• Walter Gasperi

James Bond 007: Keine Zeit zu sterben


Aufgrund der Corona-Pandemie läuft der 25. Bond-Film mit eineinhalb Jahren Verspätung an: Es ist nicht nur der letzte mit Daniel Craig als 007, sondern mit 163 Minuten auch der längste und sicherlich der emotionalste, bewegt sich aber über weite Strecken in den ausgetretenen Bahnen der Serie.


Nicht mit Bond startet die obligate Pre-Title-Sequenz, sondern mit einem kleinen Mädchen und ihrer Mutter in einem Blockhaus im winterlichen Norwegen. Dass ein Kind hier und auch später nochmals eine wichtige Rolle spielt, ist ein Novum in der Serie, denn Familienbeziehungen spielten bislang wohl kaum eine Rolle, verschwunden ist dagegen das klassische Bond-Girl, das wohl nicht mehr zeitgemäß ist.

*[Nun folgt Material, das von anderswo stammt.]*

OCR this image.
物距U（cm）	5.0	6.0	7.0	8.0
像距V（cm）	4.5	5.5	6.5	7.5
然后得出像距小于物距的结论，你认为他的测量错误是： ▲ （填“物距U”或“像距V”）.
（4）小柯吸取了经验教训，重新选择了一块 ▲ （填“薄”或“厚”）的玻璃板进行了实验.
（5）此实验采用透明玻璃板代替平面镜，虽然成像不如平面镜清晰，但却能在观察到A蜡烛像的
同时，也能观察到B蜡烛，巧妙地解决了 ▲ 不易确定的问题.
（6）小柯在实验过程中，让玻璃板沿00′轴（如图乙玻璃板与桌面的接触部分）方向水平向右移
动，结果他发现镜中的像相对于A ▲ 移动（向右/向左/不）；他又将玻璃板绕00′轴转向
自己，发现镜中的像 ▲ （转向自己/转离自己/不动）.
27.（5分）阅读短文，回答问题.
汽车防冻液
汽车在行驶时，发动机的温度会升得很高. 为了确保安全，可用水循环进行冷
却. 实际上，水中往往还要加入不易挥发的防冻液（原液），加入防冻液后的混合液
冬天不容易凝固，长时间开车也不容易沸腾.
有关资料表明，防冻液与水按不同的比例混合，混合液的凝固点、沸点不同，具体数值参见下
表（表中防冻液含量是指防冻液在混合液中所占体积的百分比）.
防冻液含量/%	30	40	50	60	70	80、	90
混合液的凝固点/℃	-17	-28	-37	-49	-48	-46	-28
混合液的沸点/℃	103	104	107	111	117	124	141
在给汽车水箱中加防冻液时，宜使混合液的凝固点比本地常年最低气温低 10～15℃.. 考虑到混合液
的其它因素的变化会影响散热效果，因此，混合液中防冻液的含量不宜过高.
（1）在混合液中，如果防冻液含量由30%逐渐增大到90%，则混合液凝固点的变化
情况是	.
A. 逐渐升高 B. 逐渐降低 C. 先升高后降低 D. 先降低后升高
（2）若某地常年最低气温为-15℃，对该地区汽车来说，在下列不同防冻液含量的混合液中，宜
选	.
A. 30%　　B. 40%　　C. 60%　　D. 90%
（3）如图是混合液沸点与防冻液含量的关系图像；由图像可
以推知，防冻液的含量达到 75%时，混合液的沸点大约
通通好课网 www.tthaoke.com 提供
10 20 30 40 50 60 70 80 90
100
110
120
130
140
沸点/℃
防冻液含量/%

Bedrohte Kinder eignen sich freilich auch bestens, um Emotionen beim Publikum zu schüren, doch das Mädchen am Beginn weiß sich gegen den Aggressor zu wehren, scheint aber letztlich doch chancenlos. Mit einem Schnitt überspringt Cary Joji Fukunaga, der sich mit dem Sozialdrama "Sin nombre" (2009) und der meisterhaften Charlotte Bronte-Verfilmung "Jane Eyre" (2011) einen Namen machte, rund 20 Jahre.


Sichtlich an den Auftritt von Ursula Andress als erstes Bond-Girl in "Dr. No" knüpft der Amerikaner an, wenn er das zur Frau herangewachsene Mädchen (Léa Seydoux) im Badeanzug aus dem Meer steigen lässt. Mit ihrem Geliebten James Bond (Daniel Craig) weilt sie in Italien und das pittoreske, in der Basilikata gelegene Matera sorgt auch gleich für eine für Bond-Filme typische attraktive Kulisse. Doch den Schönheiten der alten Stadt kann sich der britische Agent nicht widmen, denn selbst am Grab von Vesper Lynd, seiner Geliebten aus "Casino Royale" (2006), dem ersten Bond-Film mit Daniel Craig, erfolgt ein Anschlag auf ihn, der in eine spektakuläre Verfolgungsjagd mündet.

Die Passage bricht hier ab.